Management at C&C will be keeping a close eye on developments at HP Bulmer after its shares tumbled to 10-year lows earlier this week. But the timing of the troubles at the British cider maker is far from ideal for C&C.
Since Monday, the British cider maker has issued what is in effect its fourth profit warning in eight months, lost its chief executive and postponed its annual meeting.
The company's problems throw a serious question mark over the future of its brands, which include Bulmers cider.
Acquiring these rights would be the perfect expansion opportunity for C&C, which owns the Bulmers brand in the Republic.
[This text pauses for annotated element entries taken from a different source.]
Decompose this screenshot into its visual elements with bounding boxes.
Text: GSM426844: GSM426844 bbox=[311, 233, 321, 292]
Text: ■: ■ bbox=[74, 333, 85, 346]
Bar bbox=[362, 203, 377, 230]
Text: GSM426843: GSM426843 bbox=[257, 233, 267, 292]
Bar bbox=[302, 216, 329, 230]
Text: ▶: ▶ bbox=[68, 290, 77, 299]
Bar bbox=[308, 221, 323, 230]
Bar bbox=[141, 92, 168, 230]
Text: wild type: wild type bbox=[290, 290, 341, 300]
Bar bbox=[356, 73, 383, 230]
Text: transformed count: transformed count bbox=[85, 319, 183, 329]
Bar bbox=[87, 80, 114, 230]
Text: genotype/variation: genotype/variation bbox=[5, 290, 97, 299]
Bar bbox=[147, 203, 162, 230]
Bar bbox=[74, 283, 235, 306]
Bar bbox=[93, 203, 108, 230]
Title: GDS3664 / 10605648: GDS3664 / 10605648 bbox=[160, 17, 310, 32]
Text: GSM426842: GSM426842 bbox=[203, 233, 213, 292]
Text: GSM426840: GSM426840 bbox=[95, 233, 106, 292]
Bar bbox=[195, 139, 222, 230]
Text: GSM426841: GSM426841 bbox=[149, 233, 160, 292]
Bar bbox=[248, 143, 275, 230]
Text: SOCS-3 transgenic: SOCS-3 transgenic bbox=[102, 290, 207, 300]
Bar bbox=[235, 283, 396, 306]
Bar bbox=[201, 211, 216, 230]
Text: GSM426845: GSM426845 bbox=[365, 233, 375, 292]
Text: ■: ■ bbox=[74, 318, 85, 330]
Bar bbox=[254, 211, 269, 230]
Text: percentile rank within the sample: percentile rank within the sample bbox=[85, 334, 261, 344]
In addition to providing it with an opportunity to move into the British market, the Irish group would also get the worldwide rights to the brand.
C&C is said to have had "a long and harmonious" relationship with HP Bulmer and would almost certainly be in the frame if the Bulmers brand comes on the market.
The problem is that HP Bulmer may not sell off its brands, whose production is tied up together, on a piecemeal basis.
The feeling among company observers in London is that the family controlled business, faced with an uphill task to restore credibility in the market, might plump for an outright sale of the business.
While C&C might just stretch to acquiring the Bulmers brand, it is unlikely to be in a position to take on the whole company and its problems given C&C's very stretched balance sheet.
C&C's failure to float in July means it is still saddled with a considerable debt burden of more than €700 million while its freedom for manoeuvre as a private company is limited.
In a worst-case scenario, the Irish company might just have to sit back and watch while the prized Bulmers rights fall into the hands of a rival drinks group.